Nicholas Mirzoeff is a visual activist, working at the intersection of politics, race and global/visual culture. His book The Right to Look: A Counterhistory of Visuality (2011) won the Anne Friedberg Award for Innovative Scholarship from the Society of Cinema and Media Studies in 2013. His most recent book How To See The World was published by Pelican in the UK (2015) and by Basic Books in the US (2016). It has been translated into eight languages and was a New Scientist Top Ten Book of the Year for 2015. A series of short films based on the book is in production. His new project, The Appearance of Black Lives Matter was published as a free e-book, and is forthcoming as a limited edition print book with artwork by Carl Pope and a poem by Karen Pope, both by NAME Publications, Miami. The second part of the Black Lives Matter project has considered climate change and the Earth System crisis as produced by white supremacy and intersectional with decoloniality. To complete the trilogy, he is now “sounding” spaces of whiteness and terror in Turner, Picasso and Warhol. Mirzoeff is a Professor of Media, Culture and Communication at NYU.


Jackson Polys is a visual artist who seeks to dissolve artificial boundaries between perceptions of traditional Native art forms, practices, and contemporary life, and whose practice reflects inquiry into the limits and viability of desires for indigenous growth.
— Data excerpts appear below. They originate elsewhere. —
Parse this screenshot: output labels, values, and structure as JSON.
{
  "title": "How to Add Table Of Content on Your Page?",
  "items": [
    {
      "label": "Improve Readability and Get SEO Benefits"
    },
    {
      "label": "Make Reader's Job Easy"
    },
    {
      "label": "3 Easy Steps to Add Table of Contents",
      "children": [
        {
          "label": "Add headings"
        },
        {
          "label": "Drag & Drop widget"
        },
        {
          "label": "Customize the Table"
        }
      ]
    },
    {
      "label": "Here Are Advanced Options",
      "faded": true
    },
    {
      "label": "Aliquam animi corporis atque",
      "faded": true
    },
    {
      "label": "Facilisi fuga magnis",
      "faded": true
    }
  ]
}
He began carving with his father, Tlingit artist Nathan Jackson, in high school, and has worked as an artist based in Alaska as Stron Softi, with solo exhibitions at the Alaska State Museum and the Anchorage Museum, also engaging with museums seeking replacements for works that were repatriated, before pursuing his undergraduate education in New York. As Stephen Paul Jackson he obtained a BA in Art History and Visual Arts from Columbia University in 2013, and now holds an MFA in Visual Arts from Columbia University (2015). He is recipient of an NACF Mentor Artist Fellowship in 2017, and Advisor to Indigenous New York, the collaborative program initiative co-founded by Mohawk artist Alan Michelson and the Vera List Center for Art and Politics.


Maya Valladares is an artist and educator whose work fuses traditional handwork techniques with social engagement. Situated within an anthropological understanding of textiles as objects that carry embedded information, her work engages with themes of labor, exchange, knowledge transmission, and language. She has worked as a Museum Educator at the Brooklyn Museum and the Metropolitan Museum, and currently works as the Facilities Manager for Fashion and Textiles at the Parson’s Making Center. Maya received her BFA from the Rhode Island School of Design and her MA from Hunter College.


Freya Powell received an MFA from Hunter College, New York, NY (2012) and a BA from Bard College, Annandale-On-Hudson, NY (2006). Her work has been exhibited in solo shows at Arts Santa Monica, Barcelona, Spain (2014) and Emerson Dorsch, Miami, FL (2013). She has participated in group shows at institutions including EFA Project Space, New York, NY (2016), Queens Museum, Corona, NY (2016), Socrates Sculpture Park, Long Island City, NY (2015), the International Center of Photography Library, New York, NY (2014), #1 Cartagena: the First International Biennale of Art, Cartagena de India, Colombia (2014), and the Bronx Museum, Bronx, NY (2013). Her work is in the collections of the New York Public Library; Bard College; the School of the Art Institute of Chicago; and Hunter College.